A trama acompanha Romeu, vivido por Chico Diaz, que, inicialmente, nos conduz a uma viagem marcada pelo estranho e pela sensação de deslocamento. A bordo de um trem, ele parte em busca de uma nova vida, cruzando com figuras que materializam emoções humanas, como culpa e medo, levando a lampejos de autoreflexão. Ao desembarcar em uma cidade onde “perguntar é proibido”, a atmosfera se torna claustrofóbica e hostil. Sua curiosidade o transforma em um alvo. Logo, como forasteiro dissonante apenas por querer saber mais, ele é preso e torturado. Assim, sua jornada é atravessada por um entrelace psicanalítico e político — o homem tenta descobrir a si mesmo, mas é interditado pelo sistema opressor, que não tolera questionamentos.

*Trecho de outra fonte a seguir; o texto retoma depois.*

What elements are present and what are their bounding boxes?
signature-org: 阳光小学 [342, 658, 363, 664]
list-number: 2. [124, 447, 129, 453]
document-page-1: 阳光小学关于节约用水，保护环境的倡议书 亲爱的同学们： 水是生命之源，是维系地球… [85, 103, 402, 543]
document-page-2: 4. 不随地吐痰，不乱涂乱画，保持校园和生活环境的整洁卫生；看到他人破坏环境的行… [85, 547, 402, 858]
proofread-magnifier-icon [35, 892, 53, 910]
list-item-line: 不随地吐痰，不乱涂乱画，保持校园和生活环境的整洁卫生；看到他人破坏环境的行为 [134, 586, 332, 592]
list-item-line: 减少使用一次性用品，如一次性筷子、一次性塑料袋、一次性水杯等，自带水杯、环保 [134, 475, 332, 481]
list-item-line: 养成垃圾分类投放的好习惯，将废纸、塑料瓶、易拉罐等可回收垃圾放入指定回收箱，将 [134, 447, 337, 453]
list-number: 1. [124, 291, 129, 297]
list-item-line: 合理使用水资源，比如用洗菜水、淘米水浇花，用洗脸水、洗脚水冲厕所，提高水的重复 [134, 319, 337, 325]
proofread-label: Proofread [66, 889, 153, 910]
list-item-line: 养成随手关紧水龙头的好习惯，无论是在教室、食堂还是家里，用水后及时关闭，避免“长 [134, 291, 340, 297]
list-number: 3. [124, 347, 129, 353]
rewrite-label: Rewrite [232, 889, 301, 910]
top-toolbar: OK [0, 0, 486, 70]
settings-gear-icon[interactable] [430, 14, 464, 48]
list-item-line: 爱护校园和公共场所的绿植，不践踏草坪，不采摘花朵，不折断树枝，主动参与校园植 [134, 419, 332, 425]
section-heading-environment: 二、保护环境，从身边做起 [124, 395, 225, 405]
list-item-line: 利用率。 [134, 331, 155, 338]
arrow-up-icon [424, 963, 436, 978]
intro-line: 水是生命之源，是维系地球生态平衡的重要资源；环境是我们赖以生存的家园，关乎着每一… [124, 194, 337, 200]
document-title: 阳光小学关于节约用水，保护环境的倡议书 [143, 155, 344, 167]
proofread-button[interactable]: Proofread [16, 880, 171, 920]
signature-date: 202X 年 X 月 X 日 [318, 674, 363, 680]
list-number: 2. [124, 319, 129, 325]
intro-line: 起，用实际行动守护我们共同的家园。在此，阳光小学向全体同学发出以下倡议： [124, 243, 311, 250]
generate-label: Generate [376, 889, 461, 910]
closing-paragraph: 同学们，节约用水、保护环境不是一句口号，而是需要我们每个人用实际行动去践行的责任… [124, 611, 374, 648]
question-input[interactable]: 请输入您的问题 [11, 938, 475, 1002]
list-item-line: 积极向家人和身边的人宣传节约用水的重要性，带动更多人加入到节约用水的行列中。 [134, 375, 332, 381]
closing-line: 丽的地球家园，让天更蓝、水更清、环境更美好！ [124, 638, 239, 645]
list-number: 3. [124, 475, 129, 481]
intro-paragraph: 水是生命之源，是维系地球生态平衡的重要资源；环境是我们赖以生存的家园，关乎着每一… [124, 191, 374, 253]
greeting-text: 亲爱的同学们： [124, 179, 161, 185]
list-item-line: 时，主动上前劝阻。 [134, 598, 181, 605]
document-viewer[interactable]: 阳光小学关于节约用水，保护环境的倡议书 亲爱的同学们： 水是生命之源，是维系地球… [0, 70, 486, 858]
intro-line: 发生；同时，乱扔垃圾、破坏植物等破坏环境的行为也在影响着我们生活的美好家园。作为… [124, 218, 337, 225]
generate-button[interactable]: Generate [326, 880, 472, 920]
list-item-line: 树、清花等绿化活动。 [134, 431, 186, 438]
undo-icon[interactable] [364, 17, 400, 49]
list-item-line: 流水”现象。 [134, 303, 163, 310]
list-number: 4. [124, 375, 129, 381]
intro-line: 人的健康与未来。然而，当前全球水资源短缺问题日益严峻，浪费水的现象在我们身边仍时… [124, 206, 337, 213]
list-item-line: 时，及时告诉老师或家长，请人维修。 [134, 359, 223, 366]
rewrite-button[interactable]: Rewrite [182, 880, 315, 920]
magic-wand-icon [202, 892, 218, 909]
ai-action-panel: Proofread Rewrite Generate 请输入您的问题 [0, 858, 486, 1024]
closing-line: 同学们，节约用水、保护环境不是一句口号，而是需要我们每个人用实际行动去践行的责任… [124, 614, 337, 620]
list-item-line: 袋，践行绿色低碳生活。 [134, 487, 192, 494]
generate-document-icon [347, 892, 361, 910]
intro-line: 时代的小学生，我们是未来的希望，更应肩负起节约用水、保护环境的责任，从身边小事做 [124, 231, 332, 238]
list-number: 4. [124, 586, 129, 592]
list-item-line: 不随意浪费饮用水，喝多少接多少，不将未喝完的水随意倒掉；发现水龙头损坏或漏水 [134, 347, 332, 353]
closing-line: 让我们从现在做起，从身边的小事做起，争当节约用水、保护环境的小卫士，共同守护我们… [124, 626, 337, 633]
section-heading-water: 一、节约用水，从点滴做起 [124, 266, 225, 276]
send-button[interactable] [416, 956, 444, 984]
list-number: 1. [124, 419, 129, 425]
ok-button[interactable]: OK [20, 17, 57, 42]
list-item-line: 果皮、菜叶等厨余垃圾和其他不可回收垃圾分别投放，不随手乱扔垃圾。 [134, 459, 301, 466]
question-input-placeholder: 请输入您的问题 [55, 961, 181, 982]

O realismo fantástico emerge não apenas no conceito da adaptação, mas na construção do universo fílmico. A cidade onde Romeu se perde é um espaço sem tempo definido, onde o onírico e o concreto se misturam, e as interações de Romeu com outros personagens oscilam entre o banal e o absurdo. A fotografia de Stefan Ciupek (que já trabalhou em produções como “Babenco: Alguém Tem que Ouvir o Coração e Dizer Parou”, “Arca Russa”, “Anticristo” e “Quem Quer Ser um Milionário?”) sustenta essa ambiguidade com um trabalho que privilegia luzes recortadas e sombras abruptas. As névoas constantes evidenciam a deliberada artificialidade; filmado integralmente em estúdio, o longa transforma a claustrofobia em linguagem. O espaço é industrial, rígido, mecânico, obscuro. 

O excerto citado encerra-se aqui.